The north end of the west fork of the Mendocino area, near Philo has a unique microclimate. This area is cooler than the rest of the viticultural area and is classified as Region I on the University of California heat summation scale developed by Amerine and Winkler. All references to heat summation and distribution of heat, mentioned throughout this document, were gathered from climate studies made by the University of California Agricultural Extension Service offices located at Lake, Mendocino and Sonoma Counties.
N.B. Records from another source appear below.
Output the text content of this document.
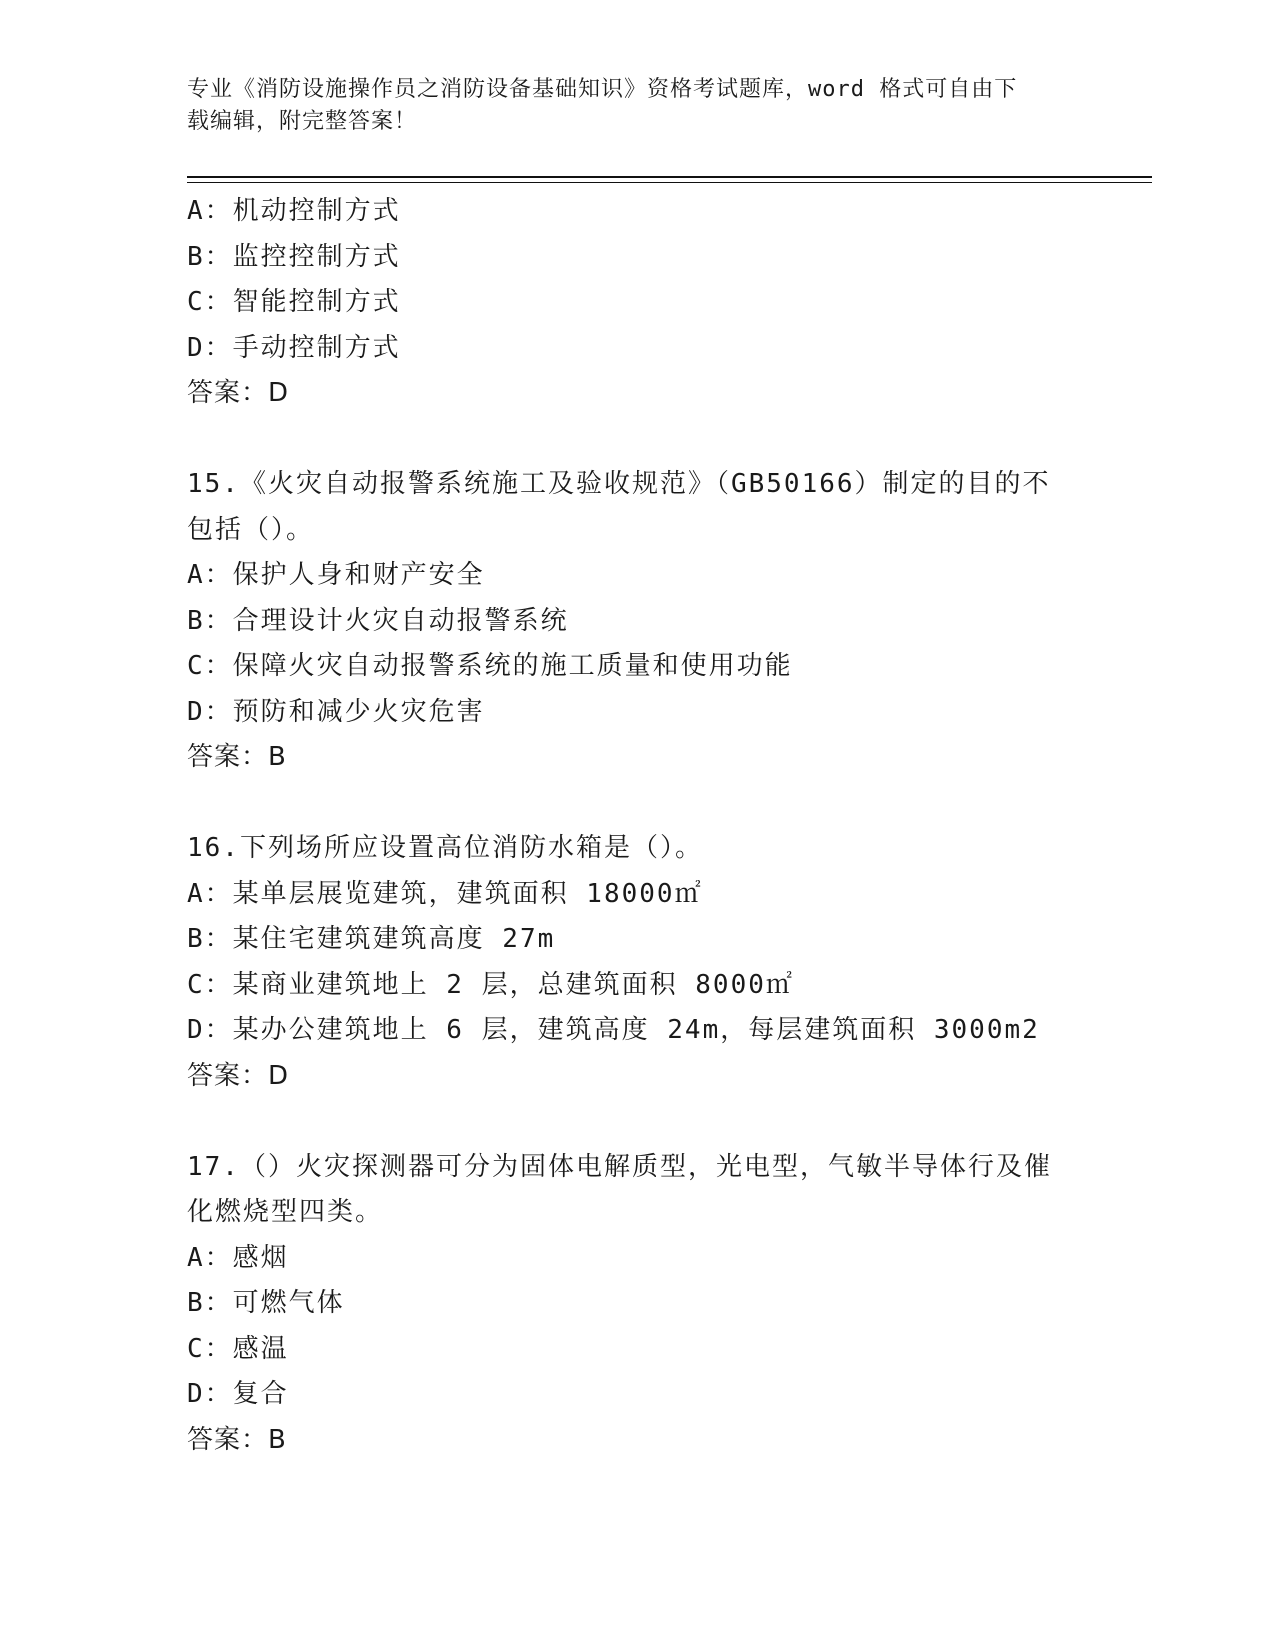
专业《消防设施操作员之消防设备基础知识》资格考试题库，word 格式可自由下
载编辑，附完整答案！
A：机动控制方式
B：监控控制方式
C：智能控制方式
D：手动控制方式
答案：D
15.《火灾自动报警系统施工及验收规范》（GB50166）制定的目的不
包括（）。
A：保护人身和财产安全
B：合理设计火灾自动报警系统
C：保障火灾自动报警系统的施工质量和使用功能
D：预防和减少火灾危害
答案：B
16.下列场所应设置高位消防水箱是（）。
A：某单层展览建筑，建筑面积 18000㎡
B：某住宅建筑建筑高度 27m
C：某商业建筑地上 2 层，总建筑面积 8000㎡
D：某办公建筑地上 6 层，建筑高度 24m，每层建筑面积 3000m2
答案：D
17.（）火灾探测器可分为固体电解质型，光电型，气敏半导体行及催
化燃烧型四类。
A：感烟
B：可燃气体
C：感温
D：复合
答案：B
The Boonville area, which is located southeast of Philo, is warmer and is therefore classified as Region II. The overall climate of the Anderson Valley area is described as "Coastal" by the Mendocino County Farm Advisor's Office, in their booklet, "The Climate of Mendocino County." The total average heat summation for Mendocino AVA for the period of April through October is 3,097 cumulative degree-days and is therefore classified as Region III.

The Mendocino area has a rainy season of moderate temperatures and a dry season with high temperatures. The rainy season occurs in the winter months from October through April and the rainfall in this area is greater than the state's Central Valley area. The five months from May through September constitute the summer or dry season. The average annual temperature for the area is about 59 F and the annual precipitation varies from about 44 in in the northern area of the western fork of the proposed area to about 37 in in the south.

Climatically, Mendocino falls somewhere in the middle between Sonoma County and Lake County. The average Mendocino growing season is 268 days and rainfall averages 39.42 in per year. The distribution of heat for June, July, and August averages 602 degree-days and falls between Lake County (678) and Sonoma County (541).
In comparison, Sonoma County, a major grape-growing region to the south of "Mendocino" displays a profound marine influence. This is apparent in the distribution of heat summation (cumulative degree-days) for the area. Winter is mild, resulting in an average growing season of 308 days with the marine influence providing a slightly warmer spring which promotes a bud break up to 10 days earlier than in the Mendocino area or in Lake County. The marine air influence in Sonoma County extends throughout the summer, holding cumulative degree-days for June, July and August to a lower average than either Mendocino or Lake County. The total average heat summation for Sonoma County for the period of April through October is 3,046 cumulative degree-days, placing it just at the lower range of Region III for grape growing as defined by the University of California. Average rainfall across Sonoma County is the lowest of the three areas being compared, with a range of from 40.50 to 24.10 in and an average of from 32.32 in.

Lake County, east of Mendocino, represents a more harsh continental influence with some moderation occurring due to the location of Clear Lake. The average growing season in Lake County (223 days) is shorter than in Mendocino or Sonoma County. Also, cumulative degree-days for June, July and August are much higher in Lake County than in the other two areas. Average cumulative degree-days for Lake County for the months of June, July and August are 491, 771, and 771 degree-days, respectively. The average heat summation of cumulative. degree-days
for Lake County for the months of April through October is 3,380 and is therefore classified at the higher range of Region II. In addition, the beginning of the Lake County growing season is cooler than Sonoma County, with a more rapid drop (comparatively) to winter temperatures. Also, annual rainfall is more variable throughout Lake County, ranging from 30.65 to 62.16 in with an average of 45.21 in. The USDA plant hardiness zones range from 8b to 10a.